Collie Cam, are you within?
Will you come oot and try to rin?
I'm licking my pots an cleaning my pans,
I'll no be oot for many's a lang!
On the borders of what is now Angus and Perthshire, in the somewhat wild upland country, there was a prevalent race of giants. One of them was called Collie Cam (or Colly Cam). He and his wife constantly disagreed and their fights often involved throwing huge boulders at each other (as well as innocent bystanders). Solid proof of this ancient, bitter dispute can be found in the form of Collie Cam's Stane, near the Blackwater Inn on the A 93 road. Actually, this stone is only one half of a story, so to speak. It happened that one day the giant was particularly enraged with his wife and picked up a missive boulder with the intention of extinguishing her forever. He hurled the mammoth missile, but it broke apart in mid air. Neither half reached its intended target. One half is Collie Cam's Stane, while the other landed at Clachnockater in Glen Isla and became known as the Warrior's Stone.
Collie and his wife lived in a cave on Mount Blair. Local children chanted the rhyme at the head of this piece when they were in the locality, daring the giant and his spouse to show themselves. It was said a low, rumbling noise often heard in this area was actually the sound of underground disputed between the two giants, which had been rumbling on for centuries.

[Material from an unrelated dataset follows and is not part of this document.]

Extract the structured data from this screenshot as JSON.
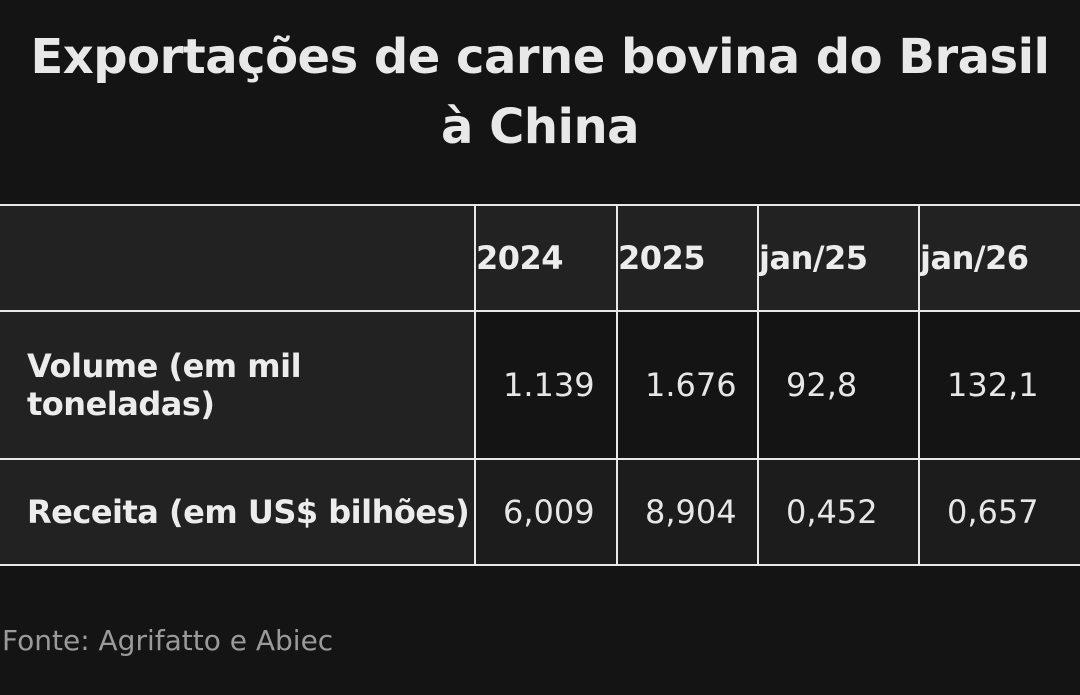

There is some evident confusion between the Warrior's Stone and the Gled Stane (or Glade Stone) at West Mill, Glen Isla, also reckoned to have been chucked by Collie. It seems too that Collie was profligate with his missile hurling, for there is another local boulder, the Sow Stone, which was thrown by him towards the hapless local inhabitants. A variant tale states that the giant and his wife actually lived apart - and perhaps this was wise, given their combative natures. While he lived in a hollow on the south side of Mount Blair, his wife - who sometimes went by the wonderful name of Smoutachanty - inhabited a cave at Auchintaple. It is said by some that Collie met his end, appropriately, by being stoned to death by locals enraged of his constant harassment and theft. Years later, two men explored his former cave. They went out, but never emerged to daylight again, though it is said their voices were faintly discerned near the Alrick Burn, several miles away.
There was once a man who was once in the employ of the minister of Glen Isla who constantly annoyed his master by asking him what he had to do next, instead of simply using his common sense to go about his daily tasks. Finally, the minister one day instructed him to go to Mr Ferguson at West Mill and ask him for a loan of the Gled Stane. When the servant went there and was shown the massive stone by the bemused farmer, he knew he had been played for a fool. But whether he learnt his lesson from then onward is not known.
The Giant Country. Blacklunans, now in Perth & Kinross, but historically part of Angus |
The most complete telling of this legend that I've come across. What is the earliest written source of this and can the cave on Mount Blair be found today as it is not on OS map?